Yes there absolutely is. Any time you seek a closeness to someone other than your spouse you are dabbling with emotional adultery. The Bible teaches that marriage is the closest earthly relationship, in which man and woman become one flesh and share everything with each other, their bodies, their life, their thoughts, and their secrets. Anytime you do something with the intent of becoming closer to another person instead of your spouse who is part of your “one flesh” relationship, you are sinning. Intimacy is built by sharing thoughts, feelings, experiences, and moments together, especially when these are not shared with anyone else. When somebody has sex with a person other than his/her spouse, we understand that it is sin, because he/she is taking something special (sexuality) and sharing it with someone other than who it belongs to (the spouse) . When someone shares another special thing (emotional closeness and a special type of intimate friendship) with someone other than a spouse that is also sin, it is adultery on an emotional level.
You can think about it this way, often when men seek a romance they are focused on physical attraction. Women, on the other hand, are often more concerned about emotional attraction. (Although both sexes are certainly emotionally attracted to each other.) Its simply the way that we are attracted to someone; usually men are first fond of a woman’s body and appearance, while women are are inclined to like a mans character and attitude. And while it’s normal to recognize someones physical or emotional beauty, the question is whether it makes you want or desire to have an intimate relationship with that person. And if you are inclined to desire spending time with them, being intimately close, and opening your heart for then while you are married to someone else, this is a sinful desire. It is actually a type of lust, or illicit desire, in which you lust for emotional intimacy with someone that you shouldn’t be intimate with.

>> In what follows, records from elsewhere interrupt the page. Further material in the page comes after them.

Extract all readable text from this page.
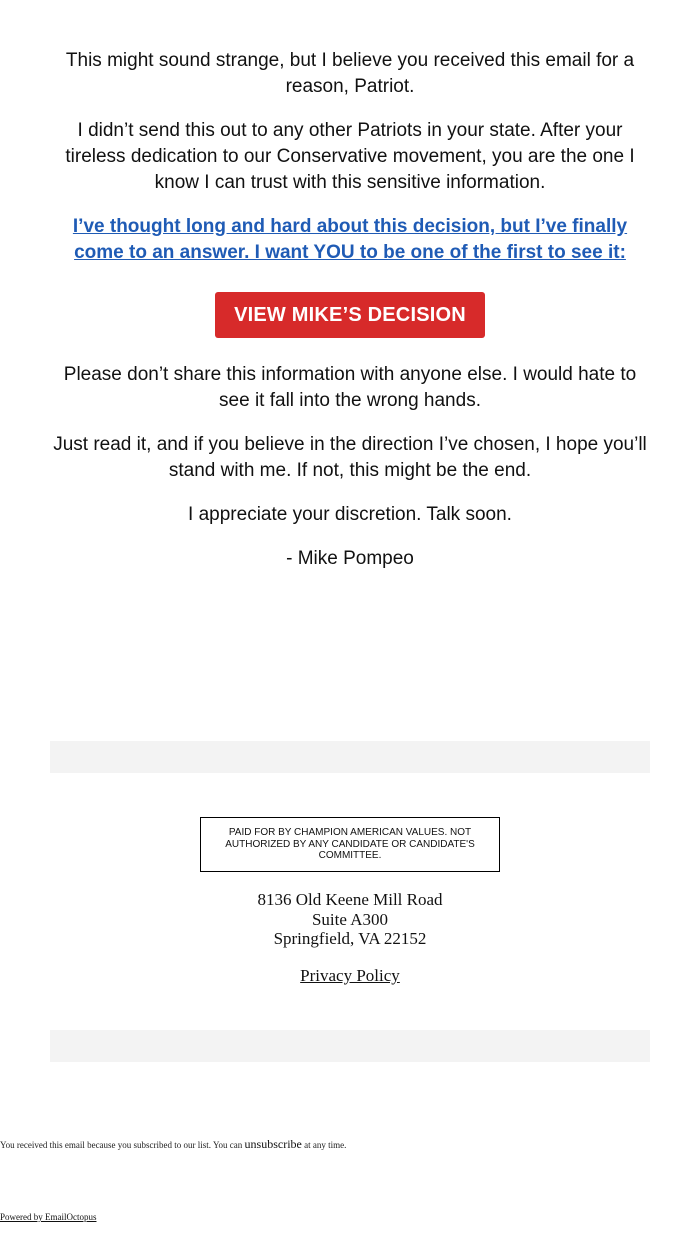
This might sound strange, but I believe you received this email for a reason, Patriot.

I didn’t send this out to any other Patriots in your state. After your tireless dedication to our Conservative movement, you are the one I know I can trust with this sensitive information.

I’ve thought long and hard about this decision, but I’ve finally come to an answer. I want YOU to be one of the first to see it:

VIEW MIKE’S DECISION

Please don’t share this information with anyone else. I would hate to see it fall into the wrong hands.

Just read it, and if you believe in the direction I’ve chosen, I hope you’ll stand with me. If not, this might be the end.

I appreciate your discretion. Talk soon.

- Mike Pompeo

PAID FOR BY CHAMPION AMERICAN VALUES. NOT AUTHORIZED BY ANY CANDIDATE OR CANDIDATE'S COMMITTEE.
8136 Old Keene Mill Road
Suite A300
Springfield, VA 22152
Privacy Policy
You received this email because you subscribed to our list. You can unsubscribe at any time.
Powered by EmailOctopus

Once we are talking about lust, we are talking about sin. Jesus said in Mat 5:28 that “everyone who looks at a woman with lustful intent has already committed adultery with her in his heart.” The Greek word for lust is epithymeō, meaning to have a forbidden desire or longing. In the Matthew passage it does not mention what the man admires about her, whether body or soul or her mind, but it focuses on what purpose he looks at her with, to lust or desire. So if there is a desire to be closer or more open with someone than your husband, according to Jesus, its already a sinful desire.
If the situation you bring up is real, I am sorry, but it can still be fixed. I cannot imagine how hard it it but you must first stop these thoughts and repent of them. First, break off all communication from your person of interest, get rid of any emails, text messages, phone numbers and etc. Stop sharing anything special with them. If its someone at work that you still see daily, don’t open your heart or reveal your secrets, struggles, and desires; but remain professional. You also need to ask Jesus in prayer to give you a heart for your husband, and start acting like you do love him every day. Many older and wiser men, women, pastors, teachers, professors, all confirm the same thing: if you don’t think you love your spouse, start acting like you do, and it will grow. Try to figure out why your feelings went away, is there something about him that bothers you? Lovingly ask him to accommodate you. Is there too much selfishness in your life? Are your expectations influenced so much by the media that you want a perfect man that does not exist? If you can find out the reason, you can see that its likely selfish and you need to repent of it and ask God to help you love your husband.
Paul said in Titus 2:4 that older women should “train the young women to love their husbands and children.” I would recommend seeking out an older woman who you know has a good loving relationship with her husband and ask her to counsel you.